No. But CSV files can be easily edited using regular expression replaces. For example if you want just data column 3 and 5 from a CSV file with 8 data columns from line 500 to 1000, you can first copy the lines 500 to 1000 into a new file, and then use a tagged regular expression Replace All to delete all except data column 3 and 5. I use for the example the semicolon as separator character because tab characters are displayed as space(s) in browsers.
Code: Select all
data col1;data col2;data col3;data col4;data col5;data col6;data col7;data col8
data col1;;data col3;;data col5;;data col7;data col8
data col1;data col2;;data col4;data col5;data col6;data col7;data col8
The
Perl regular expression search string to delete everything except data column 3 and 5 in above CSV file with a semicolon as separator is
^(?:.*?;){2}(.*?;).*?;(.*?);.*$ and the replace string is
\1\2. The result is:
Code: Select all
data col3;data col5
data col3;data col5
;data col5
Explanation for the search string:
^ ... start search at beginning of a line.
.*? ... matches 0 or more characters of any value except line terminating characters carriage return and line-feed. The
. means any character except line terminating characters.
* is the multiplier and means 0 or more. The question mark after
.* tells the Perl regular expression engine to match as less as possible to next fixed character which is a semicolon on this example.
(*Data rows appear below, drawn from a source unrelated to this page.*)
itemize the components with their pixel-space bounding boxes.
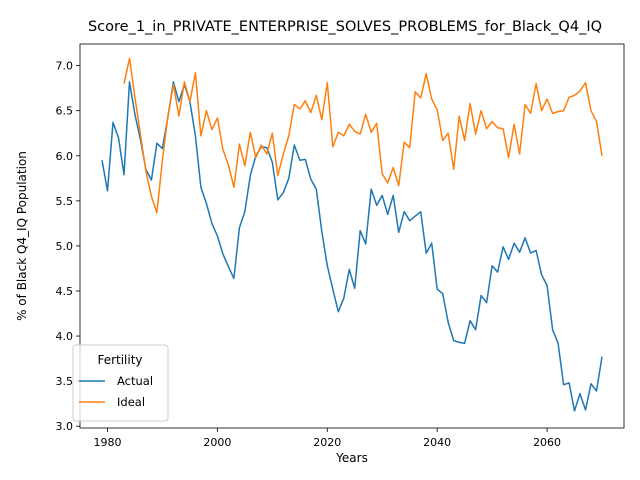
legend: Fertility Actual Ideal bbox=[72, 344, 169, 422]
x-axis-label: Years bbox=[335, 451, 368, 465]
series-line-ideal bbox=[123, 57, 603, 214]
x-tick-label: 2040 bbox=[423, 436, 451, 449]
legend-label-actual: Actual bbox=[117, 374, 153, 388]
y-tick-label: 5.0 bbox=[56, 240, 74, 253]
y-tick-label: 4.0 bbox=[56, 330, 74, 343]
legend-label-ideal: Ideal bbox=[117, 395, 145, 409]
y-tick-label: 6.5 bbox=[56, 105, 74, 118]
x-tick-label: 2000 bbox=[203, 436, 231, 449]
x-tick-label: 1980 bbox=[93, 436, 121, 449]
y-tick-label: 5.5 bbox=[56, 195, 74, 208]
plot-area bbox=[80, 44, 624, 428]
x-tick-label: 2060 bbox=[533, 436, 561, 449]
y-tick-label: 4.5 bbox=[56, 285, 74, 298]
x-tick-label: 2020 bbox=[313, 436, 341, 449]
y-tick-label: 6.0 bbox=[56, 150, 74, 163]
y-tick-label: 3.0 bbox=[56, 420, 74, 433]
legend-title: Fertility bbox=[97, 353, 142, 367]
chart-title: Score_1_in_PRIVATE_ENTERPRISE_SOLVES_PRO… bbox=[88, 19, 602, 35]
series-layer bbox=[101, 57, 603, 412]
y-axis-label: % of Black Q4_IQ Population bbox=[15, 151, 29, 321]
y-tick-label: 7.0 bbox=[56, 60, 74, 73]
y-axis: 3.0 3.5 4.0 4.5 5.0 5.5 6.0 6.5 7.0 bbox=[56, 60, 80, 433]
plot-frame bbox=[79, 43, 625, 429]
x-axis: 1980 2000 2020 2040 2060 bbox=[93, 428, 561, 449]
y-tick-label: 3.5 bbox=[56, 375, 74, 388]
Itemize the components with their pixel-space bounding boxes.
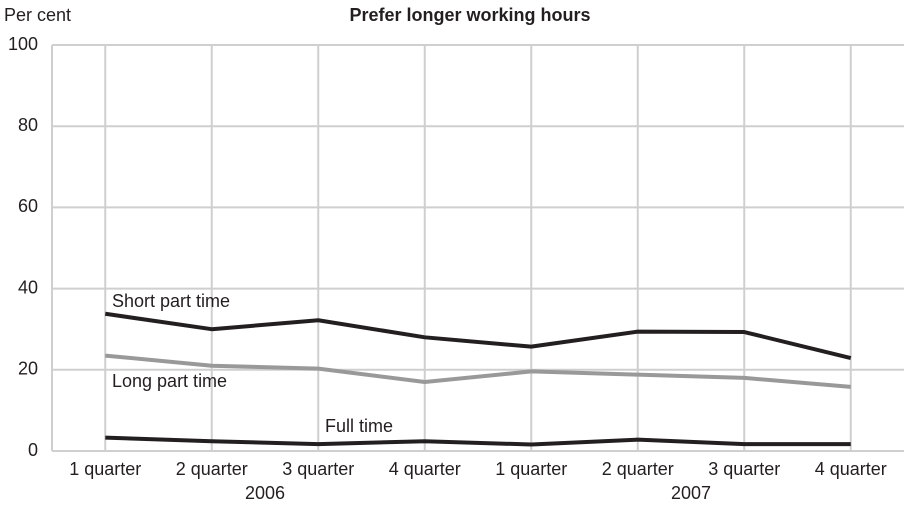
y-tick-label: 80: [18, 115, 38, 135]
y-tick-label: 100: [8, 34, 38, 54]
y-tick-label: 60: [18, 196, 38, 216]
x-tick-label: 2 quarter: [176, 459, 248, 479]
y-tick-label: 20: [18, 359, 38, 379]
year-label: 2007: [671, 483, 711, 503]
x-tick-label: 4 quarter: [815, 459, 887, 479]
x-tick-label: 4 quarter: [389, 459, 461, 479]
year-label: 2006: [245, 483, 285, 503]
x-tick-label: 3 quarter: [708, 459, 780, 479]
series-label: Short part time: [112, 291, 230, 311]
y-tick-label: 0: [28, 440, 38, 460]
y-tick-label: 40: [18, 277, 38, 297]
series-label: Long part time: [112, 371, 227, 391]
x-tick-label: 1 quarter: [69, 459, 141, 479]
x-tick-label: 3 quarter: [282, 459, 354, 479]
series-label: Full time: [325, 416, 393, 436]
chart-title: Prefer longer working hours: [349, 5, 590, 25]
y-axis-label: Per cent: [4, 5, 71, 25]
series-line: [105, 435, 851, 447]
x-tick-label: 1 quarter: [495, 459, 567, 479]
series-line: [105, 353, 851, 389]
x-tick-label: 2 quarter: [602, 459, 674, 479]
series-line: [104, 311, 852, 360]
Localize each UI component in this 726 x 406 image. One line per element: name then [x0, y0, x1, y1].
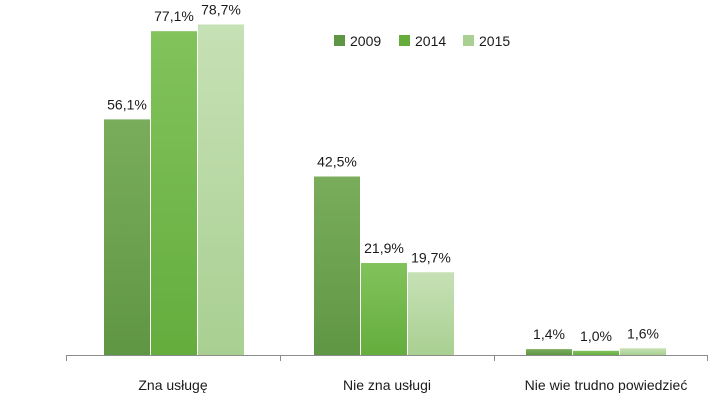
legend-label-2015: 2015	[479, 33, 510, 49]
value-label-2015-cat0: 78,7%	[201, 1, 241, 17]
bar-2009-cat2	[526, 349, 572, 355]
bar-2014-cat2	[573, 350, 619, 355]
value-label-2009-cat1: 42,5%	[317, 154, 357, 170]
bar-2009-cat1	[314, 176, 360, 355]
bar-2014-cat1	[361, 263, 407, 355]
category-label-nie-zna-uslugi: Nie zna usługi	[343, 377, 431, 393]
value-label-2014-cat2: 1,0%	[580, 328, 612, 344]
legend-label-2009: 2009	[350, 33, 381, 49]
legend-swatch-2014	[399, 35, 410, 46]
bar-2015-cat0	[198, 24, 244, 356]
category-label-nie-wie: Nie wie trudno powiedzieć	[525, 377, 688, 393]
legend: 2009 2014 2015	[334, 33, 510, 49]
value-label-2014-cat0: 77,1%	[154, 8, 194, 24]
category-label-zna-usluge: Zna usługę	[138, 377, 207, 393]
bar-2009-cat0	[104, 119, 150, 355]
legend-swatch-2015	[463, 35, 474, 46]
legend-label-2014: 2014	[415, 33, 446, 49]
value-label-2015-cat2: 1,6%	[627, 325, 659, 341]
value-label-2015-cat1: 19,7%	[411, 249, 451, 265]
value-label-2009-cat2: 1,4%	[533, 326, 565, 342]
bar-2014-cat0	[151, 31, 197, 356]
value-label-2014-cat1: 21,9%	[364, 240, 404, 256]
bars-group	[104, 24, 666, 356]
value-label-2009-cat0: 56,1%	[107, 96, 147, 112]
bar-2015-cat1	[408, 272, 454, 355]
bar-2015-cat2	[620, 348, 666, 355]
value-labels-group: 56,1% 77,1% 78,7% 42,5% 21,9% 19,7% 1,4% 1,0% 1,…	[107, 1, 659, 343]
legend-swatch-2009	[334, 35, 345, 46]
Because
. matches also a semicolon, the question marks is needed to avoid matching to one of the later semicolons than the next one in the line.
; is the fixed separator character.
(?:
.*?;) ... the above explained expression is put into round brackets to build a group. This group is used only for repeating the expression as explained next.
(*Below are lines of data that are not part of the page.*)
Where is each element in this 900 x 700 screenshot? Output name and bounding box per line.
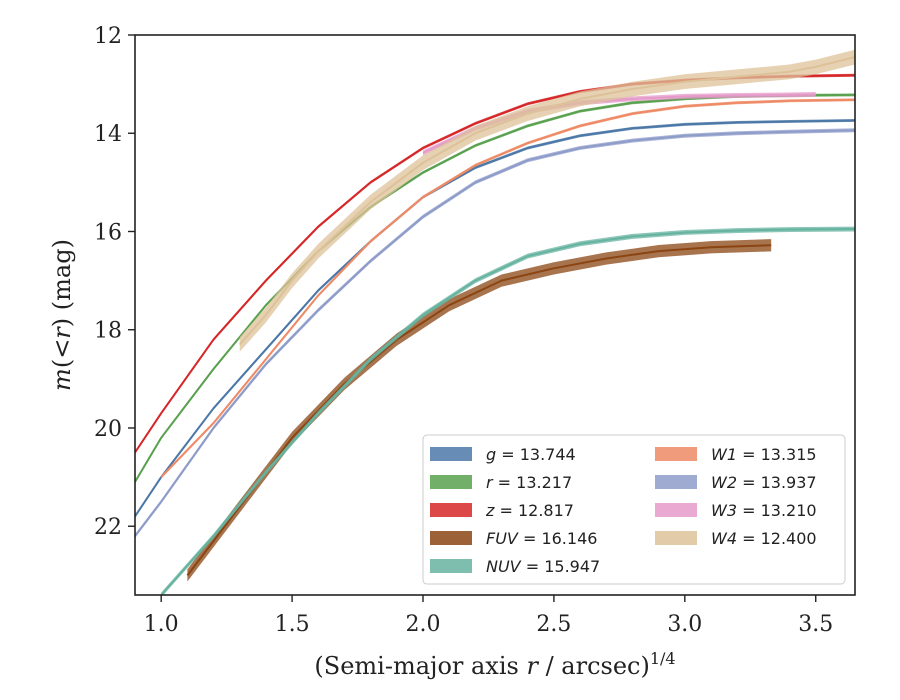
- series-line-w4: [238, 56, 855, 346]
- y-axis-label: m(<r) (mag): [48, 239, 76, 391]
- legend-label-g: g = 13.744: [486, 445, 576, 464]
- legend-label-r: r = 13.217: [486, 473, 572, 492]
- legend-swatch-w1: [655, 447, 697, 461]
- legend-swatch-z: [430, 503, 472, 517]
- legend-swatch-fuv: [430, 531, 472, 545]
- x-tick-label: 2.5: [536, 612, 571, 637]
- legend-label-w3: W3 = 13.210: [711, 501, 817, 520]
- x-tick-label: 2.0: [406, 612, 441, 637]
- y-tick-label: 16: [94, 220, 122, 245]
- series-line-w2: [135, 129, 855, 537]
- legend-box: [422, 434, 846, 585]
- series-layer: [135, 49, 855, 595]
- legend: g = 13.744 r = 13.217 z = 12.817 FUV = 16.1…: [422, 434, 846, 585]
- series-line-fuv: [186, 244, 772, 577]
- legend-label-nuv: NUV = 15.947: [486, 557, 600, 576]
- band-w4-uncertainty: [239, 49, 855, 352]
- legend-items: g = 13.744 r = 13.217 z = 12.817 FUV = 16.1…: [430, 445, 817, 576]
- series-line-nuv: [160, 228, 855, 595]
- x-tick-label: 3.5: [798, 612, 833, 637]
- y-tick-label: 20: [94, 417, 122, 442]
- series-line-g: [135, 119, 855, 517]
- y-tick-label: 12: [94, 24, 122, 49]
- plot-frame: [134, 34, 856, 596]
- y-tick-label: 14: [94, 122, 122, 147]
- legend-swatch-r: [430, 475, 472, 489]
- legend-label-z: z = 12.817: [485, 501, 574, 520]
- legend-label-w4: W4 = 12.400: [711, 529, 817, 548]
- legend-swatch-nuv: [430, 559, 472, 573]
- x-tick-label: 1.5: [275, 612, 310, 637]
- x-tick-label: 3.0: [667, 612, 702, 637]
- legend-swatch-g: [430, 447, 472, 461]
- series-line-w1: [160, 98, 855, 478]
- legend-label-w1: W1 = 13.315: [711, 445, 817, 464]
- legend-swatch-w4: [655, 531, 697, 545]
- x-axis-label: (Semi-major axis r / arcsec)1/4: [314, 649, 675, 680]
- legend-label-fuv: FUV = 16.146: [486, 529, 597, 548]
- x-axis-ticks: 1.0 1.5 2.0 2.5 3.0 3.5: [144, 595, 833, 637]
- legend-label-w2: W2 = 13.937: [711, 473, 817, 492]
- y-axis-ticks: 12 14 16 18 20 22: [94, 24, 135, 540]
- legend-swatch-w3: [655, 503, 697, 517]
- y-tick-label: 22: [94, 515, 122, 540]
- y-tick-label: 18: [94, 319, 122, 344]
- x-tick-label: 1.0: [144, 612, 179, 637]
- legend-swatch-w2: [655, 475, 697, 489]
?: immediately after opening round bracket tells the Perl regular expression not to tag the string found by the expression inside the bracket. This is called a non-capturing or non-tagging group. This will be more clear after reading complete explanation.
{2} ... means that the expression before in the non tagging group should be applied two times. Therefore data column 1 and 2 are matched by
(?:.*?;){2}.
(.*?;) ...
.*?; matches also 0 or more characters up to next semicolon as above. And also this expression is enclosed in round brackets. But the difference is the missing
?: immediately after opening round bracket. This means that the Perl regular expression engine should tag the string found by this part of the entire search expression. This part of the found string is referenced in the replace string by
\1.
.*?; ... a well known expression to match data column 4.
(.*?) ... matches data column 5, this time without the semicolon. Again the string found by this expression is tagged and as this is the second tagged group, this part of the found string is referenced in the replace string by
\2.
;.*$ ... matches the semicolon after the data of the fifth column and everything up to end of line without matching the line terminating characters itself.
So the search string matches always all within a line, but after replace only the data of column 3, the semicolon and the data of column 5 remain. Everything else is removed from all lines.
Instead of
; the expression
\t must be used for a CSV file using the tab character as separator.
That reads not very easy, I know. But after some practice you will find it very easy to apply the few regular expression patterns needed in various ways to reformat a CSV file according to your current requirements.